`PCl_(5)` is an example of a molecule having `sp^(3)d`-hybridisation. Three out of the orbitals in `sp_(x)p_(y)`-hybridisation while remaining two have `p_(x)d_(x^(2))`-hybridisation. If P-atom is attached to substitutuents differ in electronegativity, as in `PCl_(x)F_(5-x)`, then it is has been experimently observed that the more electronegativity substituent occupies the axial position of t.b.p geometry.

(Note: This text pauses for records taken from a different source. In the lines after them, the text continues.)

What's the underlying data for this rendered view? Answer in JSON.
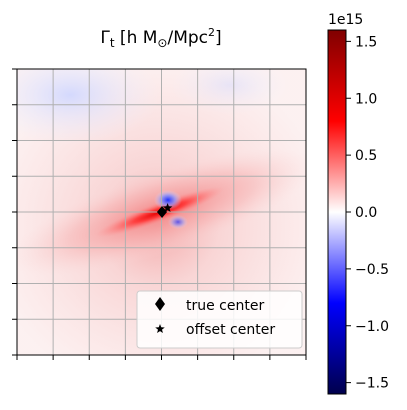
{
  "chart_data": {
    "type": "heatmap",
    "title": "Γt [h M⊙/Mpc²]",
    "colorbar": {
      "label": "",
      "offset_text": "1e15",
      "range": [
        -1600000000000000.0,
        1600000000000000.0
      ],
      "ticks": [
        -1.5,
        -1.0,
        -0.5,
        0.0,
        0.5,
        1.0,
        1.5
      ],
      "tick_labels": [
        "−1.5",
        "−1.0",
        "−0.5",
        "0.0",
        "0.5",
        "1.0",
        "1.5"
      ],
      "colormap": "seismic"
    },
    "grid": true,
    "x_tick_count": 9,
    "y_tick_count": 9,
    "markers": [
      {
        "name": "true center",
        "symbol": "diamond",
        "x": 0.0,
        "y": 0.0
      },
      {
        "name": "offset center",
        "symbol": "star",
        "x": 0.35,
        "y": 0.25
      }
    ],
    "legend": {
      "placement": "lower-right",
      "entries": [
        {
          "label": "true center",
          "symbol": "diamond"
        },
        {
          "label": "offset center",
          "symbol": "star"
        }
      ]
    },
    "field": {
      "description_values": [
        {
          "region": "central-streak",
          "value": 1100000000000000.0
        },
        {
          "region": "diagonal-band",
          "value": 250000000000000.0
        },
        {
          "region": "background",
          "value": 80000000000000.0
        },
        {
          "region": "upper-left-corner",
          "value": -60000000000000.0
        },
        {
          "region": "center-dipole-negative",
          "value": -1200000000000000.0
        }
      ]
    }
  }
}
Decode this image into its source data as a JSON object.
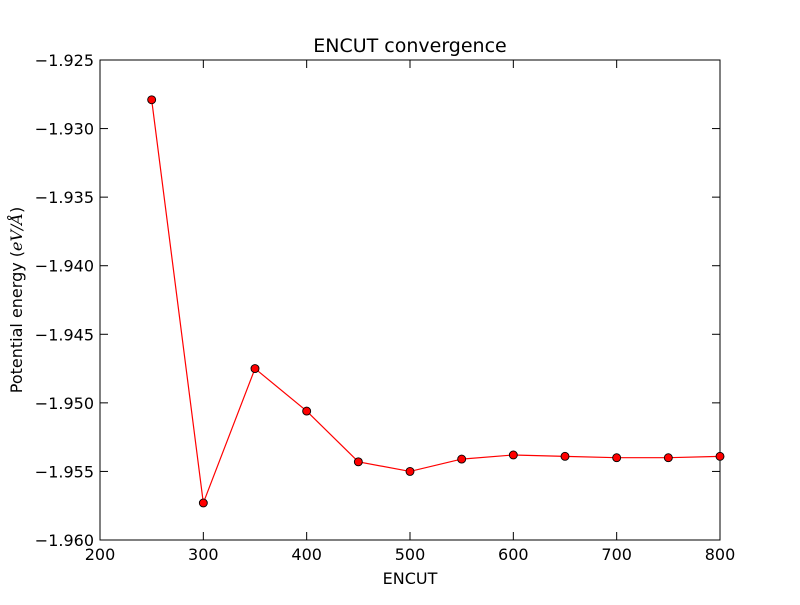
{
  "chart_data": {
    "type": "line",
    "title": "ENCUT convergence",
    "xlabel": "ENCUT",
    "ylabel": {
      "prefix": "Potential energy (",
      "unit": "eV/Å",
      "suffix": ")"
    },
    "xlim": [
      200,
      800
    ],
    "ylim": [
      -1.96,
      -1.925
    ],
    "xticks": [
      200,
      300,
      400,
      500,
      600,
      700,
      800
    ],
    "xtick_labels": [
      "200",
      "300",
      "400",
      "500",
      "600",
      "700",
      "800"
    ],
    "yticks": [
      -1.925,
      -1.93,
      -1.935,
      -1.94,
      -1.945,
      -1.95,
      -1.955,
      -1.96
    ],
    "ytick_labels": [
      "−1.925",
      "−1.930",
      "−1.935",
      "−1.940",
      "−1.945",
      "−1.950",
      "−1.955",
      "−1.960"
    ],
    "grid": false,
    "legend": null,
    "series": [
      {
        "x": [
          250,
          300,
          350,
          400,
          450,
          500,
          550,
          600,
          650,
          700,
          750,
          800
        ],
        "y": [
          -1.9279,
          -1.9573,
          -1.9475,
          -1.9506,
          -1.9543,
          -1.955,
          -1.9541,
          -1.9538,
          -1.9539,
          -1.954,
          -1.954,
          -1.9539
        ],
        "line_color": "#ff0000",
        "marker": "circle",
        "marker_face": "#ff0000",
        "marker_edge": "#000000"
      }
    ]
  }
}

Q. The highest `H-C-H` bond angle present in :

To solve the question regarding the highest H-C-H bond angle present in the given compounds, we will analyze the structures and hybridization of each compound step by step. ### Step-by-Step Solution: 1. **Identify the Compounds**: The question implies we need to compare the bond angles in three compounds: CH2F2, CH4, and CH3F. 2. **Determine the Hybridization and Geometry**: - **For CH2F2**: - The central atom is Carbon (C). - Carbon has 4 valence electrons and is bonded to 2 Hydrogen (H) atoms and 2 Fluorine (F) atoms. - The steric number (SN) = 4 (2 from H + 2 from F). - This means the hybridization is **sp³** and the geometry is **tetrahedral**. - **For CH4**: - The central atom is Carbon (C). - Carbon is bonded to 4 Hydrogen (H) atoms. - The steric number (SN) = 4 (4 from H). - This also means the hybridization is **sp³** and the geometry is **tetrahedral**. - **For CH3F**: - The central atom is Carbon (C). - Carbon is bonded to 3 Hydrogen (H) atoms and 1 Fluorine (F) atom. - The steric number (SN) = 4 (3 from H + 1 from F). - This means the hybridization is **sp³** and the geometry is **tetrahedral**. 3. **Analyze the Bond Angles**: - In a perfect tetrahedral geometry, the bond angles are approximately **109.5°**. - However, the presence of more electronegative atoms (like F) can affect these angles due to their electron-withdrawing effect. - In **CH2F2**, there are two F atoms, which are highly electronegative. This will cause the H-C-H bond angle to be less than 109.5° due to the repulsion between the lone pairs on F. - In **CH4**, there are no electronegative atoms, so the bond angle remains at **109.5°**. - In **CH3F**, there is one F atom. The presence of one electronegative atom will slightly reduce the H-C-H bond angle compared to CH4 but will still be greater than that in CH2F2. 4. **Conclusion**: - The highest H-C-H bond angle will be in **CH4** because it has no electronegative atoms to distort the bond angles, maintaining the ideal tetrahedral angle of **109.5°**. - Therefore, the answer to the question is **CH4**. ### Final Answer: The highest H-C-H bond angle is present in **CH4**.